Market reforms spur China on to overtake Indian rival

The Indian stockmarket hit another record high last week, but its great rival China threatens to deliver superior returns for portfolio investors over 2006 after a period in the doldrums.

The MSCI China index, which comprises shares available to foreign investors listed both in and outside mainland China, has risen some 31% so far this year, in dollar terms.

The MSCI India index lags by a sliver, while the All Countries World Index has delivered a return of roughly 10%. This pattern of performance contrasts with the perception that investors in the Chinese stockmarket have failed to benefit from the country’s rapid economic growth. In contrast, stock prices have surged alongside the strong performance of the Indian economy since 2003.

The Indian stockmarket is up more than 240% over the past five years, compared with just 71% for the Chinese bourse. Last year, the MSCI India index rose by 33%, double the percentage return from the MSCI China index. Analysts say the improved performance of the Chinese bourse in 2006 lies partly in accelerating stockmarket reforms, which it is hoped will make Chinese firms increasingly attractive to equity investors, but also in the country’s still-surging economy.

One key reform, begun in April last year, is to eliminate a major overhang of 2.1trn renminbi ($259bn) in non-tradable shares controlled by the state. About two-thirds of shares in Chinese companies are non-tradable.

More than 300 firms have completed or begun the reform process, according to PricewaterhouseCoopers, and $25bn (13.5bn) worth of shares will become tradable by the end of 2006. Existing investors in the roughly 1trn renminbi of already tradable shares get compensation for allowing the overhang of non-tradable shares to hit the market.

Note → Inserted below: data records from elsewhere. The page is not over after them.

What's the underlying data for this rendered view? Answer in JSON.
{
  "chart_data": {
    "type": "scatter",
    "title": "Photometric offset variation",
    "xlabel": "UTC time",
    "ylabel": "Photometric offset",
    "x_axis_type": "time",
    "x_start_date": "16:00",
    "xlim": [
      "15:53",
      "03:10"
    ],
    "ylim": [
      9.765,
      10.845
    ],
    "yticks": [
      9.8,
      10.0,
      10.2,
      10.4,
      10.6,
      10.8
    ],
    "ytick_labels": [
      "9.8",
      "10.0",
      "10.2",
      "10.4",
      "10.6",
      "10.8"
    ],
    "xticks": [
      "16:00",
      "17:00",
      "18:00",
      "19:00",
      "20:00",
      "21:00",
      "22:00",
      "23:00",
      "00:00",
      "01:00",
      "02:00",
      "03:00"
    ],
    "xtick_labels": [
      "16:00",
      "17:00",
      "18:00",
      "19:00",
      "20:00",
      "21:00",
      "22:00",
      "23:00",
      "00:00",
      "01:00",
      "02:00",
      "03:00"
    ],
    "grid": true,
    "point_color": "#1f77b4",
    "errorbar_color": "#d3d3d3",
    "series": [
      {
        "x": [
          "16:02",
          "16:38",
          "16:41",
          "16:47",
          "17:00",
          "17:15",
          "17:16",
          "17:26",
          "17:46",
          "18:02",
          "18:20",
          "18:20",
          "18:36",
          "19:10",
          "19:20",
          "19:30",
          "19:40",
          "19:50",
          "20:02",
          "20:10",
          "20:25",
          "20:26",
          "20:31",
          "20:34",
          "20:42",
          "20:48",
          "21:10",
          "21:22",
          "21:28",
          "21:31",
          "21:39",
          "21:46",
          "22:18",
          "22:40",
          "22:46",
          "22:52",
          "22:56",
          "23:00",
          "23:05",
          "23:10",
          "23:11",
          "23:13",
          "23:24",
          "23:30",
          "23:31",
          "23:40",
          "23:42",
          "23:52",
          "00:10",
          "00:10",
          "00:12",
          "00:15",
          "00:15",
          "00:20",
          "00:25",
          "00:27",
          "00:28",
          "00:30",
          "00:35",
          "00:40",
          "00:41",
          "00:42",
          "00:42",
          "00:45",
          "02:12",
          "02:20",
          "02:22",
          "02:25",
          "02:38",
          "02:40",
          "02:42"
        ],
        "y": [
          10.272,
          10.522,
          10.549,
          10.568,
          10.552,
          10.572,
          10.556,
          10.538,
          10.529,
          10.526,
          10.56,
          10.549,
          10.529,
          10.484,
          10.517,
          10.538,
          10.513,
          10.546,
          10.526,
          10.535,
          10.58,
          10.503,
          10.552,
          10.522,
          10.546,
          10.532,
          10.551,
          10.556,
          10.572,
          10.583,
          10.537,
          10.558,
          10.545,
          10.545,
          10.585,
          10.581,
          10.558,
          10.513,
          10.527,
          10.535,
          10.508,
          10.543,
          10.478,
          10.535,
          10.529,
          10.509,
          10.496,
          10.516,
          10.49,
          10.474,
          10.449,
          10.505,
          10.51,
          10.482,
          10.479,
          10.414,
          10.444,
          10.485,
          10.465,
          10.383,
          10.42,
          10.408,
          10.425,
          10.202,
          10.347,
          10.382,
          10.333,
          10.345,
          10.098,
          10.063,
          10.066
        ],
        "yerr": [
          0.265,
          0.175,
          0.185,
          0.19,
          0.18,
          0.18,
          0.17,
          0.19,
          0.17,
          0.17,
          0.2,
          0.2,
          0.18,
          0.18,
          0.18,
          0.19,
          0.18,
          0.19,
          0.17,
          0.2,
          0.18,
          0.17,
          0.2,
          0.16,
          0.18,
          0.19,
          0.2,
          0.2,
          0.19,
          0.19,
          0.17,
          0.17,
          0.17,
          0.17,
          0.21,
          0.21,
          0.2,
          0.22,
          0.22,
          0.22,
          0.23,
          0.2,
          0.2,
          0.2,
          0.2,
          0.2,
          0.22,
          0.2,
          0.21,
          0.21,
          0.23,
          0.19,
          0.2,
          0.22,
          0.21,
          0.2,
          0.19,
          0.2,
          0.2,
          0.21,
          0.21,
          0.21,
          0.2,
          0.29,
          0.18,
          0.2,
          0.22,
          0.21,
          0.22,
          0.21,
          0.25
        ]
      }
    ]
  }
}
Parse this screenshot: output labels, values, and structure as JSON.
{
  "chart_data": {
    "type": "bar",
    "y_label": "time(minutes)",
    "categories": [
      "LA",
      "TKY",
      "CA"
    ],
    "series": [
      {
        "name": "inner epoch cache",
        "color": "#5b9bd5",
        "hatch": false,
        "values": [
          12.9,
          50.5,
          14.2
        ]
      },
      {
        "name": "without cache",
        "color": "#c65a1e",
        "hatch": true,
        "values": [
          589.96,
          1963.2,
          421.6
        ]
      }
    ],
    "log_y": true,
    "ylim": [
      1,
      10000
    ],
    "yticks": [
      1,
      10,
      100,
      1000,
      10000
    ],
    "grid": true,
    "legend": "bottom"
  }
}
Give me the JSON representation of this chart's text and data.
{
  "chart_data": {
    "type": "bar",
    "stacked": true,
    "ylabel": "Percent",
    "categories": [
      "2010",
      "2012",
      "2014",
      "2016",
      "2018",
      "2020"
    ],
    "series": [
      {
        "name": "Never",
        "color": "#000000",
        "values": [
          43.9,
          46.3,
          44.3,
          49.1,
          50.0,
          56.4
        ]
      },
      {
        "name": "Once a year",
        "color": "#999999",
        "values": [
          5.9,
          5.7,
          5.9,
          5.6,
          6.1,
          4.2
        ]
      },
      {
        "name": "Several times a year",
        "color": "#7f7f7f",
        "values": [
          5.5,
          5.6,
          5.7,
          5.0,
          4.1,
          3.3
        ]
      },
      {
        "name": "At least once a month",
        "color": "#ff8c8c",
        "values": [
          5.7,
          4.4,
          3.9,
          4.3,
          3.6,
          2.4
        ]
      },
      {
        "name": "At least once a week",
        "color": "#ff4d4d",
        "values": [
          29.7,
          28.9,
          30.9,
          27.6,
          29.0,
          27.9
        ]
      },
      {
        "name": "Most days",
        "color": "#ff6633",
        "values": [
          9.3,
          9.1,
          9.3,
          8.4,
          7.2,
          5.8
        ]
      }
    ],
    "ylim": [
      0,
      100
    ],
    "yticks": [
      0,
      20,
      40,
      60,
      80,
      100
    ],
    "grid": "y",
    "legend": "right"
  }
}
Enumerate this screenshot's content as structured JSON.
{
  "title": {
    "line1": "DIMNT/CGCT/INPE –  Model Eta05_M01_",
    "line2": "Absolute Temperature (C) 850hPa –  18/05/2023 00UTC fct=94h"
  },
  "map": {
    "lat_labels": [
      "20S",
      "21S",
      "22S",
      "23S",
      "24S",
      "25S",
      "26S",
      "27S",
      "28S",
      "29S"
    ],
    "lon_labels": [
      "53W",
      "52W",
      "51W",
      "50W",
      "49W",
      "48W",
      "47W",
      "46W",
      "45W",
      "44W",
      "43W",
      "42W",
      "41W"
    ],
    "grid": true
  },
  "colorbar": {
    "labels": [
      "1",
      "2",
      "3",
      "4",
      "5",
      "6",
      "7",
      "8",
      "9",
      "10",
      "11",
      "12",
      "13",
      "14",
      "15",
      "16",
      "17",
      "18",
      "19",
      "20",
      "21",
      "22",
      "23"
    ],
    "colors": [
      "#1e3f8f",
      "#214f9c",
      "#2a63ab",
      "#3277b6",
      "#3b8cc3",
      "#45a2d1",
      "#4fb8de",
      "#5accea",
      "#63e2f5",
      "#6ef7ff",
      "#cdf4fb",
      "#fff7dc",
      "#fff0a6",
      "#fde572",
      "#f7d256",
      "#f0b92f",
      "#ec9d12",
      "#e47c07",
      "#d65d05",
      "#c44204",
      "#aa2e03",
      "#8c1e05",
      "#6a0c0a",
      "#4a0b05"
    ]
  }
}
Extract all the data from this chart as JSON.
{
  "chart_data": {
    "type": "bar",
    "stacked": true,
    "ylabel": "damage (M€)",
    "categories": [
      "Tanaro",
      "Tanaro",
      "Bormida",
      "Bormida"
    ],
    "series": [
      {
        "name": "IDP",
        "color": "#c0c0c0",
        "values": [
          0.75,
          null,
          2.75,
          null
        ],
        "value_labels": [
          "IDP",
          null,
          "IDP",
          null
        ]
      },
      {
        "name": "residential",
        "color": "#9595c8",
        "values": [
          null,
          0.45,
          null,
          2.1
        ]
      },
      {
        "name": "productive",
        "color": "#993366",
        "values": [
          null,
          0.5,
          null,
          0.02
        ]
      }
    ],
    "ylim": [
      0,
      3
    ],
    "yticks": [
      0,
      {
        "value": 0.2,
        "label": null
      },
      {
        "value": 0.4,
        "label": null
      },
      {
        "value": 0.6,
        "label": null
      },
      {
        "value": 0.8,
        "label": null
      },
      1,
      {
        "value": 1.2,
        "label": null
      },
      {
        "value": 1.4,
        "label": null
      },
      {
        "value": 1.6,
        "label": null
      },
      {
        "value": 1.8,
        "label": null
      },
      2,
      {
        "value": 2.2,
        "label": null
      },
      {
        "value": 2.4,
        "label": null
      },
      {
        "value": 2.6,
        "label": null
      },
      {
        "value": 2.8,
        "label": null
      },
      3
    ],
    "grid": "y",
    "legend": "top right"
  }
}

Analysts hope this reform marks the start of a trend whereby Chinese companies become more sensitive to the interests and rights of profit-motivated minority shareholders, and cut back on inefficient state control. They say such a development could improve the stockmarket investment climate.

Other reforms include attempts at improving corporate governance, encouraging higher quality flotations following an extended ban on initial public offerings and encouraging more foreign institutional investment into domestic shares. All these initiatives have some way to go, however.

Meanwhile, the Chinese economy is still booming at an annual growth rate of about 10%, according to Capital Economics. Investors continue to back the appreciation of the renminbi, which is widely perceived to be undervalued.

Last month the People’s Bank of China raised its key lending rate from 5.58% to 5.85%, amid fears that the economy could overheat. Other measures to curb industry overcapacity were announced and moves to tackle land hoarding and property speculation could follow, according to Andy Xie, an economist at Morgan Stanley. omists worry that China is set for a sharp economic slowdown. Merrill Lynch, an investment bank, is underweight in China in its emerging market portfolio because of the threat of a slowdown. It says excessive investment threatens overcapacity, which can eat into profit margins. “A buying opportunity awaits a weaker domestic economy and policy easing,” Merrill Lynch says.

“The good thing is that there are still a lot of China sceptics around, and therein lies the opportunity,” argues Ezra Sun, manager of the Veritas Asian fund. “Having said that, we are taking note of the rally in Chinese stocks during past quarters, and have taken some money off the table.”

Sun says he is “only too aware of the pitfalls of investing in China” but that “the Chinese market still has a lot of potential” despite the rally. As the Chinese government tries to encourage domestic consumption growth, Sun feels there is potential for a credit-fuelled consumer boom similar to the one driving the economy in India but “of a much larger magnitude”.

In Bombay, optimism about stockmarket prospects is also the order of the day for many investment professionals, despite the already massive rise in share prices. A minority feel there could be a correction, but many still argue that the long-term case for a bull market is sound.

Even a scandal linked to the allocation of shares in initial public offerings failed to make a lasting impact on share prices. The Bombay Stock Exchange’s benchmark Sensitive Index, or Sensex, sat at roughly 12,300 points at the time of writing, close to a record high.

Foreign institutional investors have pumped just under $4.2bn into the Indian stockmarket over the first third of 2006, compared with $3.5bn over the same period in 2005. There are also signs of a growing appetite for mutual funds among domestic savers.

However, Indian stocks look pricey to analysts who examine emerging market opportunities in the round. Marc Faber, author of the Gloom, Boom and Doom Report, says the Sensex could “easily halve” if it reaches as high as 15,000 points. He thinks the Indian market will be lower in the next “six months to two years” and expects the Chinese bourse to deliver a superior return over 2006.

Meanwhile, Merrill Lynch is underweight in India in its emerging markets portfolio. It says the Indian stockmarket’s forward price-to-earnings ratio is at a 53% premium to the average forward PE for emerging markets as a whole, a development it describes as “not justified”. The bank says inflation in India could rise, pushing up interest rates. “We see that as the catalyst to take profits,” the bank says.